O Esqueleto | Carneiro Vilela, quadrinizado por Roberta Cirne

 por Iaranda Barbosa__




Resenharia: O Esqueleto: chronica phantastica de Olinda, de Carneiro Vilela, quadrinizado por Roberta Cirne.

 

A obra se passa em Olinda e conta a história de Felipe, um cearense que vem para Pernambuco estudar Direito. Ele deixa no Ceará promessas de amor relacionadas à prima, Lívia. Contudo, o rapaz se ‘corrompe”, podemos assim dizer, e se envolve em orgias, bebedeiras, furtos, contravenções e todos os tipos de canalhices junto com os colegas de faculdade.


O terror, os conflitos, as críticas sociais e o desfecho sob os moldes gótico-românticos são registrados através dos traços ‘phantasticamente’ detalhista de Roberta Cirne. A quadrinista dá um sopro de vida aos seres de papel inventados por Vilela e consegue traduzir para as ilustrações as expressões faciais e o gestual dos personagens. Ademais, os desenhos, todos feitos a mão, transmitem – a depender de cada cena – movimento, leveza, dureza, angústia, sofrimento:



Vale a pena ressaltar que a escolha por fazer os quadrinhos em preto e branco fomentou uma carga dramática ainda maior à história. Outro ponto a se destacar é o cuidado com os detalhes. O piso, as paredes, o vestuário, os objetos dos ambientes e até as imperfeições do rosto de alguns personagens são mantidos todas as vezes que eles aparecem – haja vista um dos amigos do protagonista ter a pele coberta por acnes e essa característica é perceptível em cada quadrinho onde ele está retratado. As bordas dos quadrinhos apresentam decorações diferentes umas das outras. Assim, ora flores ou figuras geométricas as compõem ora são finalizadas com a extensão do cenário. Ou seja, as páginas finalizam com o tecido de alguma roupa, com árvores, as águas do rio, o céu, as pedras do calçamento:





Em outros momentos, a composição de algumas imagens está pautada na perspectiva e na ilusão de ótica:




Poderíamos dizer, para usar um termo mais literário, que a imagem acima nos leva a um mise en abyme quando a examinamos com mais atenção.
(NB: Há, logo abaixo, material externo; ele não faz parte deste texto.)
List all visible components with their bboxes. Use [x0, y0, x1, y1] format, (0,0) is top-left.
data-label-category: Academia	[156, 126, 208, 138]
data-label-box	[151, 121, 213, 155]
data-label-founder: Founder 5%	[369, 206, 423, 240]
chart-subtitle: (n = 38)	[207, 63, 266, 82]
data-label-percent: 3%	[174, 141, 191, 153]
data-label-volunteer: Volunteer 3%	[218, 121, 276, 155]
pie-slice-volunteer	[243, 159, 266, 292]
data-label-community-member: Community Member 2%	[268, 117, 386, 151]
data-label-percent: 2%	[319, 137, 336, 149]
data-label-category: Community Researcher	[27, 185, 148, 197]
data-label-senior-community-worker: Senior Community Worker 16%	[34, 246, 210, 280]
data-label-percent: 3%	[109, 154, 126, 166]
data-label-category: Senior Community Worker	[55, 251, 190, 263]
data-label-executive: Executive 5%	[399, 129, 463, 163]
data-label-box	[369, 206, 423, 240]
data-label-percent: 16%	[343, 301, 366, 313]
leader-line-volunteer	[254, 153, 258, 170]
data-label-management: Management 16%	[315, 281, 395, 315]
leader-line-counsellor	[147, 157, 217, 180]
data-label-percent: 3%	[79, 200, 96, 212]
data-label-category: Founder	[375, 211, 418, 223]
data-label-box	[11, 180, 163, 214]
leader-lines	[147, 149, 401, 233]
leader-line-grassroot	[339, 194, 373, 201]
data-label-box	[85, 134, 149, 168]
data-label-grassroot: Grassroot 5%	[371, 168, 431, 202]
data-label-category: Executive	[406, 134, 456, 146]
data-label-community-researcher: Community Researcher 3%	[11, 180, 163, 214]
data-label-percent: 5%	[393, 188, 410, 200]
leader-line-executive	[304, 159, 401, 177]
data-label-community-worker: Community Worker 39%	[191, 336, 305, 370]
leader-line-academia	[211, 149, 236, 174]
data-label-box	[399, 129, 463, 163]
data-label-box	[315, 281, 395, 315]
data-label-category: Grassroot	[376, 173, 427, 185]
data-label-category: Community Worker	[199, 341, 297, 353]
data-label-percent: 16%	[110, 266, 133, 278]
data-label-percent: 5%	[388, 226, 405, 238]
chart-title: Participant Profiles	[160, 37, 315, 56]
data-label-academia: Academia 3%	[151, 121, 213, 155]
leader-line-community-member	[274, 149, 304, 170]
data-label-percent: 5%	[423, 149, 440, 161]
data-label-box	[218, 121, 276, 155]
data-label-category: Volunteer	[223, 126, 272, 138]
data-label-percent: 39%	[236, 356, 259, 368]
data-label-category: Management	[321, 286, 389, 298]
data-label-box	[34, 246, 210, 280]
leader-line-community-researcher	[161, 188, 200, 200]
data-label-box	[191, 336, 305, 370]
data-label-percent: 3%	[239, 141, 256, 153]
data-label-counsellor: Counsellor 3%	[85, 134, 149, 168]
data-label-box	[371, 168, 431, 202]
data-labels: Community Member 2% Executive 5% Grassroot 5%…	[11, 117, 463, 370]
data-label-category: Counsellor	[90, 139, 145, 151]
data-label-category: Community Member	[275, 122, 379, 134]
Logo, ao atualizar a chronica phantástica de Carneiro Vilela, realizando uma viagem de 150 anos (1872-2022), Roberta Cirne nos presenteia com um trabalho artístico carregado de beleza, dedicação e muita pesquisa – haja vista as referências ao istmo, que liga as cidades de Olinda e Recife, e à Cruz do Patrão, ponto central de alguns episódios da narrativa. Tais caracteres são perceptíveis nas ilustrações e nas suas associações com as falas dos personagens.
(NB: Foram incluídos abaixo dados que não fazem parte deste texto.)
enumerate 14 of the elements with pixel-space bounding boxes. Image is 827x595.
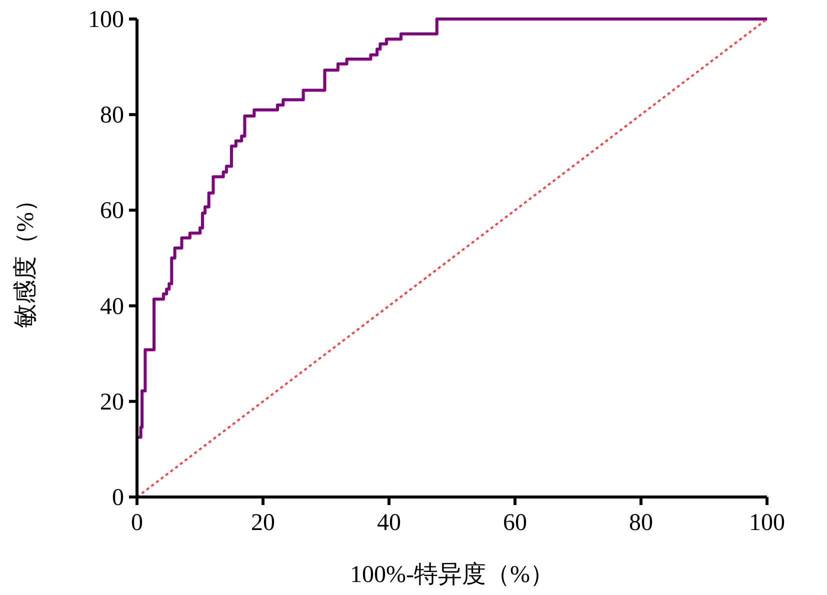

As assombrações de Pernambuco ganham novos ânimos, nossa cultura se enriquece e a memória afetiva e cultural cada vez mais se solidifica. Os traços da quadrinista vai mais além do que contar histórias antigas contadas em roupagem nova. Eles perpetuam algo intrínseco e vital para nós: nossa identidade.



**Carneiro Vilela (Recife, 1846-1913), foi juiz, bibliotecário, jornalista, poeta, comediógrafo, pintor de quadros e criador de cenários teatrais, além de escritor. Escreveu cerca de 14 romances, dos quais o mais conhecido é A emparedada da Rua Nova, publicado em capítulos semanais no Jornal Pequeno, do Recife, entre agosto de 1909 e janeiro de 1912, que causou grande comoção na sociedade da época, levando muita gente a acreditar - como ainda hoje -, que a história reproduzia um drama real. Escreveu também artigos, contos e crônicas. Versátil, chegava a escrever três folhetins por dia, segundo seu biógrafo, Luís Delgado. Carneiro Vilela foi fundador e primeiro presidente da Academia Pernambucana de Letras. Fonte: Cepe



 

Roberta Cirne é quadrinista, trabalha com ilustração desde 1992. Sua estreia nos quadrinhos se deu em 2006, com a obra Passos Perdidos, História Desenhada: A Presença Judaica em Pernambuco no Século XX, ilustrada por Roberta e Danielle Jaimes a partir de roteiro de Amaro Braga, que por sua vez adaptava o livro Passos Perdidos, História Recuperada: A Presença Judaica em Pernambuco, de Tânia Kaufman.  Publicou em parceria com Danielle e Amaro as HQs Heróis da Restauração Pernambucana (2008) e AfroHQ – História e cultura afro-brasileira e africana em quadrinhos (2010). Em 2017, criou o site Sombras do Recife, no qual passou a publicar HQs de terror inspiradas no folclore e tradição oral de Recife, sua cidade natal, trazendo personagens míticos como o Boca de Ouro, o Papa-figo e a Emparedada da Rua Nova. Um primeiro volume impresso da série, com duas histórias, foi lançado no ano seguinte financiado por crowdfunding através do site Catarse




Iaranda Barbosa, formada em Letras Português-Espanhol, pela UFPE, possui mestrado e doutorado em Teoria da Literatura pela mesma instituição. Salomé (Selo Mirada), novela histórica é sua primeira obra ficcional longa. A autora possui contos em antologias e revistas de arte, assim como diversos artigos científicos publicados em periódicos especializados em crítica literária.